Estou bem ciente de que a carne recua quando se procura levá-la a este ponto. No entanto, é essencial que a vontade de Deus seja o seu mestre. Se sentirmos algum conflito em nós mesmos, não devemos ficar chocados; é muito natural fugirmos da cruz. Não deixemos, porém, de prosseguir, sabendo que Deus aceita o serviço, desde que captemos e subjuguemos todos os nossos sentidos e desejos, submetendo-os a ele. Pois os profetas e apóstolos não morreram sem sentir algum desejo de recuar. ‘Eles te guiarão para onde você não deseja ir’, disse nosso Senhor Jesus Cristo a Pedro (João 21:18). Portanto, quando somos atormentados por tais medos da morte, vençamo-los; antes, deixe Deus vencer; e tenhamos certeza de que é um sacrifício agradável para ele, quando resistimos e violentamos nossas afeições para estar inteiramente sob seu comando. Esta é a principal guerra na qual Deus deseja que os seus se empreguem.

Deixe-os se esforçar para derrotar tudo em seus sentidos e espíritos que se eleva para desviá-los do caminho que ele coloca diante deles.
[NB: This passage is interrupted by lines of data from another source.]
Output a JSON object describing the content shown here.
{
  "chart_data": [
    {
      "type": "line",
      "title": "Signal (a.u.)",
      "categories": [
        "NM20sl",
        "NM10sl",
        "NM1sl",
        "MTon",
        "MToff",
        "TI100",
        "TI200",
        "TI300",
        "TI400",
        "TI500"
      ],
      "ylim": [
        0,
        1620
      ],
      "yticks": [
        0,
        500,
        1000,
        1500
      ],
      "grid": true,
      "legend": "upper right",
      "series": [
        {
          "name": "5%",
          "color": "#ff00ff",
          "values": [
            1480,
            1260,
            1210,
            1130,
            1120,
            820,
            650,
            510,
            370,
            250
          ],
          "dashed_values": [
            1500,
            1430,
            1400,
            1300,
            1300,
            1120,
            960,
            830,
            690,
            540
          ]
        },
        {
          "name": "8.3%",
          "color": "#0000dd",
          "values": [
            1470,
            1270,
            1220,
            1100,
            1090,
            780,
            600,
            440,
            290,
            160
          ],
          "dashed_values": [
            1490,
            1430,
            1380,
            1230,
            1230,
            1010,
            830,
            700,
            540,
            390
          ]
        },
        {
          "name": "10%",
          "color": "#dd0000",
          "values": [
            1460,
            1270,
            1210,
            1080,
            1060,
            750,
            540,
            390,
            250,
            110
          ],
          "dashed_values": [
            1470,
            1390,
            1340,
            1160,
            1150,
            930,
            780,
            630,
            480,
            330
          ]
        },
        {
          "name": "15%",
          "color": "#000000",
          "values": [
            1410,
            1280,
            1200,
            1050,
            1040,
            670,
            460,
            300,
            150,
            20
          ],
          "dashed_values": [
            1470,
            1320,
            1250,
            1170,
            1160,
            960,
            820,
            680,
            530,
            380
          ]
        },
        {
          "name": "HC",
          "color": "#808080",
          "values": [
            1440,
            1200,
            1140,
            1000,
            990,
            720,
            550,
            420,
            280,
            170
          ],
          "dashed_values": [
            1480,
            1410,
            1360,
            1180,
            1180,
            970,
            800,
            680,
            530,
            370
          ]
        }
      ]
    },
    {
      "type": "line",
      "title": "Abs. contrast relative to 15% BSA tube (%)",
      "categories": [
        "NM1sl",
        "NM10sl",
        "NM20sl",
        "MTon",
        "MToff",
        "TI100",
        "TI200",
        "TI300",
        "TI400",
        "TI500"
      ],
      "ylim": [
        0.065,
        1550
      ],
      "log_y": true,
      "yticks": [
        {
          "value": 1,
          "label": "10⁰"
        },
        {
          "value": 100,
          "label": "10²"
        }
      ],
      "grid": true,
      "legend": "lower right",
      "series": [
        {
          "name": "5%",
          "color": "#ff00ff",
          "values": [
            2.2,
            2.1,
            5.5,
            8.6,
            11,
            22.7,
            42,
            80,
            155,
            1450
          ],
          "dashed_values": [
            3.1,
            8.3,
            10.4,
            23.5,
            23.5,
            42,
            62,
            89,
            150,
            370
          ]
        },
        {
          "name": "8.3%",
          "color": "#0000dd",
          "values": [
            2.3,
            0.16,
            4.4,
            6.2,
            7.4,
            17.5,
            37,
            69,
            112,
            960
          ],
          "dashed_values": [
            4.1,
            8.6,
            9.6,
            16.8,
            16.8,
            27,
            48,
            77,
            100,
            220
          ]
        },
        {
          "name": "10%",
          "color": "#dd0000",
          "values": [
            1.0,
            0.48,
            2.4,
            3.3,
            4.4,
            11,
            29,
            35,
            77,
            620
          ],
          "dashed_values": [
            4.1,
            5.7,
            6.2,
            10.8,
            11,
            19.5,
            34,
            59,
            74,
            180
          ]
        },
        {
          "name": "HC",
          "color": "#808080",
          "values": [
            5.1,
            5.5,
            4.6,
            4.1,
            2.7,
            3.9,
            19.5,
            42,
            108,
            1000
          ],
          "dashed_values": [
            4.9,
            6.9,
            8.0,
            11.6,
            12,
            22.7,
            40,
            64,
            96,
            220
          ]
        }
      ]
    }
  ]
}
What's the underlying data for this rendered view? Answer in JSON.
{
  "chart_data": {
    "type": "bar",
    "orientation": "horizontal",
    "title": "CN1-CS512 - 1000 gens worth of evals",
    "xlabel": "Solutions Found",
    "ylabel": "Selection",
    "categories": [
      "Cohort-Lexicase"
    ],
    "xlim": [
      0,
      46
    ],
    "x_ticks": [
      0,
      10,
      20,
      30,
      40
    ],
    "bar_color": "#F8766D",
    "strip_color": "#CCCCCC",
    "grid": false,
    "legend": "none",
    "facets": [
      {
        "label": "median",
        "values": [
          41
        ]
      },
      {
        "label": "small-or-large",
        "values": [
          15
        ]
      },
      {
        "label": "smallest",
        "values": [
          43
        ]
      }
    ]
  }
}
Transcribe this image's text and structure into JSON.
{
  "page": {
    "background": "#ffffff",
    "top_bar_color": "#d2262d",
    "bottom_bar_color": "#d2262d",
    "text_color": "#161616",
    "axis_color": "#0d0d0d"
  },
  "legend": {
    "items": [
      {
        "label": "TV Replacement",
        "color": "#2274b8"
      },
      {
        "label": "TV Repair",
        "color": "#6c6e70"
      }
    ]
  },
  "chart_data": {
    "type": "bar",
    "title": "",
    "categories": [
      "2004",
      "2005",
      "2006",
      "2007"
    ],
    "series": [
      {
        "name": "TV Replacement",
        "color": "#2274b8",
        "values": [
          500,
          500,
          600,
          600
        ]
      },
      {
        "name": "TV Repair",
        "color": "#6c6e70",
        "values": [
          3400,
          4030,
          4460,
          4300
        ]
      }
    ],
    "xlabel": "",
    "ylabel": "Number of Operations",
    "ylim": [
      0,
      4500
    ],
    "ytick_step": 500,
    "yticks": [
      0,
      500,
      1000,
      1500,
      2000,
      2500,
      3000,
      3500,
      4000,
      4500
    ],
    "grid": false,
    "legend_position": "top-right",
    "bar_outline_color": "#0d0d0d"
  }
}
Contudo, as consolações são tão amplas que é preciso dizer que quem falha aqui é pior que um covarde. Na antiguidade, um número infinito de pessoas não recusava nenhum trabalho, incômodo ou dificuldade pelo desejo que tinham de uma simples coroa de folhas. Mesmo suas próprias vidas eles não contavam como queridas. No entanto, não houve um deles que não lutasse incerto do resultado, sem saber se ganharia o prêmio ou não. Deus coloca diante de nós a coroa imortal pela qual podemos ser feitos participantes de sua glória. Ele não pretende que façamos uma guerra arriscando-nos. Pelo contrário, ele promete a todos o prêmio que devemos desejar.

O que há aqui para reclamar? Supomos que é em vão que se morremos com Jesus Cristo, também viveremos com ele (2 Timóteo 2:11)? A vitória está preparada para nós e fugimos da luta com todas as nossas forças. Admito que este ensino é repulsivo ao julgamento humano. Da mesma forma, quando Jesus declara que aqueles que sofrem por causa da justiça são abençoados (Mateus 5:10), ele não está apresentando uma afirmação que seja fácil para o mundo aceitar. Pelo contrário, ele gostaria que considerássemos felicidade o que nosso julgamento considera miséria. Parece-nos que somos infelizes quando Deus nos deixa pisoteados pela tirania e pela crueldade dos nossos inimigos. O problema é que não estamos atentos às promessas de Deus que nos garantem que todas as coisas serão voltadas para o nosso bem. Ficamos abatidos, vendo que os ímpios são os mais fortes e colocam o pé em nossa garganta. No entanto, tal angústia, como diz São Paulo, deveria antes nos elevar ao alto.

Sempre que somos excessivamente propensos a nos divertir com as coisas do presente, Deus, ao permitir que as pessoas boas sejam maltratadas e ao permitir que os ímpios levem a melhor, mostra-nos por sinais claros que chegará um dia em que tudo o que é agora errado será reformado. Se o período parece longo, corramos para o remédio e não nos deixemos de modo algum levar pela nossa maldade, pois é certo que não teremos fé se não ampliarmos a visão da nossa alma em direção à vinda de Jesus Cristo.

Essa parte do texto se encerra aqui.